It’s the ‘ol ‘Blacks are on welfare and Whites are working hard and getting screwed.’
— Chris Matthews on MSNBC, 8/7/12
They just send you your welfare check. — Romney campaign ad
The tradition the GOP embraced back in 1976 when Ronald Reagan said the words “welfare queen,” was aggressively, and famously, furthered in 1984 by George H.W. Bush’s campaign manager Lee Atwater with Willie Horton. Could it be just a coincidence all the characters in Mitt Romney’s pants-on-fire welfare ad are all White working class folks with hard hats? Romney’s welfare ad, like so many others, appears to be set in a world where Blacks and Latinos don’t exist let alone work. The Obama Administration’s effort to give states flexibility on TANF money is lied about in the ad, providing fuel to a familiar fire: That Romney will say anything to get elected.
Nothing new here: Newt Gingrich practiced the GOP’s familiar ‘ol time religion during the primary campaign: Barack Obama was the “the food stamp President.” Problem was what he was saying was inaccurate. Former President Carter said there was a “subtlety of racism” to Gingrich’s comments. But that’s nothing new. It seems at least one Republican every four years seeks to blow the race dog whistle. This year five GOP candidates did.

“I don’t want to make black people’s lives better by giving them somebody else’s money,” said Rick Santorum in Iowa. Michelle Bachmann told us Black families were stronger in slavery than in freedom. The irony grew thicker as even the African American GOP candidate, Herman Cain, talked of Black Republicans being “runaway slaves” and said Democrats kept Blacks on their “plantation.” But Cain hadn’t proved he was a buffoon enough with just that. Cain continued: Illegal immigrants should be electrocuted, Muslims should be racially profiled. If Atwater were alive it’s all but certain he’d take silent pride in the useful idiots ready to run his race games alongside him.

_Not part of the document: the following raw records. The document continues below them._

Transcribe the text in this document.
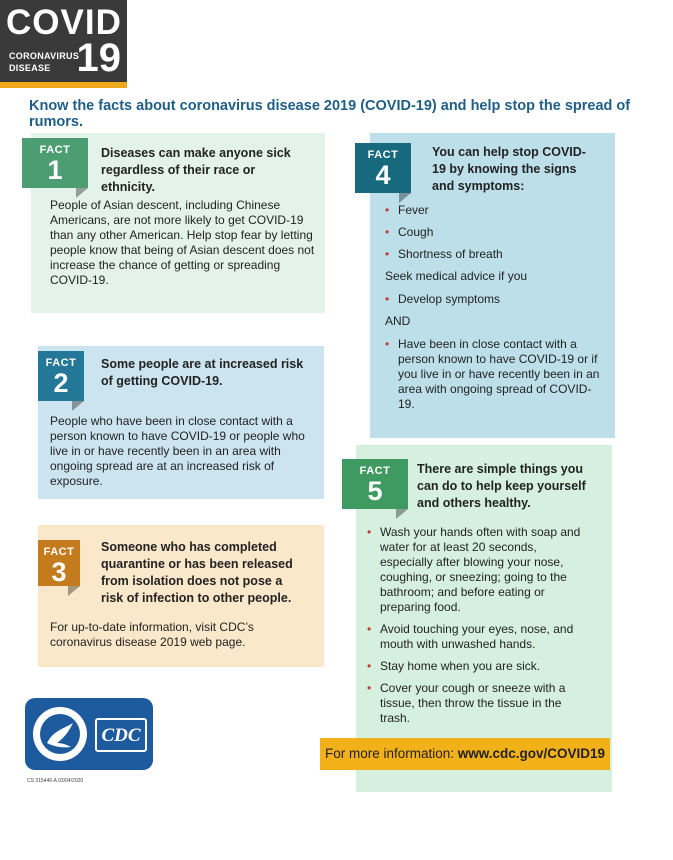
COVID
CORONAVIRUS
DISEASE 19
Know the facts about coronavirus disease 2019 (COVID-19) and help stop the spread of rumors.
FACT
1
Diseases can make anyone sick regardless of their race or ethnicity.
People of Asian descent, including Chinese Americans, are not more likely to get COVID-19 than any other American. Help stop fear by letting people know that being of Asian descent does not increase the chance of getting or spreading COVID-19.
FACT
2
Some people are at increased risk of getting COVID-19.
People who have been in close contact with a person known to have COVID-19 or people who live in or have recently been in an area with ongoing spread are at an increased risk of exposure.
FACT
3
Someone who has completed quarantine or has been released from isolation does not pose a risk of infection to other people.
For up-to-date information, visit CDC’s coronavirus disease 2019 web page.
FACT
4
You can help stop COVID-19 by knowing the signs and symptoms:
• Fever
• Cough
• Shortness of breath
Seek medical advice if you
• Develop symptoms
AND
• Have been in close contact with a person known to have COVID-19 or if you live in or have recently been in an area with ongoing spread of COVID-19.
FACT
5
There are simple things you can do to help keep yourself and others healthy.
• Wash your hands often with soap and water for at least 20 seconds, especially after blowing your nose, coughing, or sneezing; going to the bathroom; and before eating or preparing food.
• Avoid touching your eyes, nose, and mouth with unwashed hands.
• Stay home when you are sick.
• Cover your cough or sneeze with a tissue, then throw the tissue in the trash.
For more information: www.cdc.gov/COVID19
CDC
CS 315446-A 03/04/2020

At least the underlying details of the Willie Horton ad were true: In 1986, Horton was serving a life sentence for murder and committed an assault and rape while out on a prison weekend furlough program.
In the case of Romney’s welfare ad, the campaign isn’t bothering to find a questionable policy decision to blow out of proportion. They would appear to have decided on creating a parallel reality. In the latest ad the Romney strategy is revealed: Lie and hope no one notices.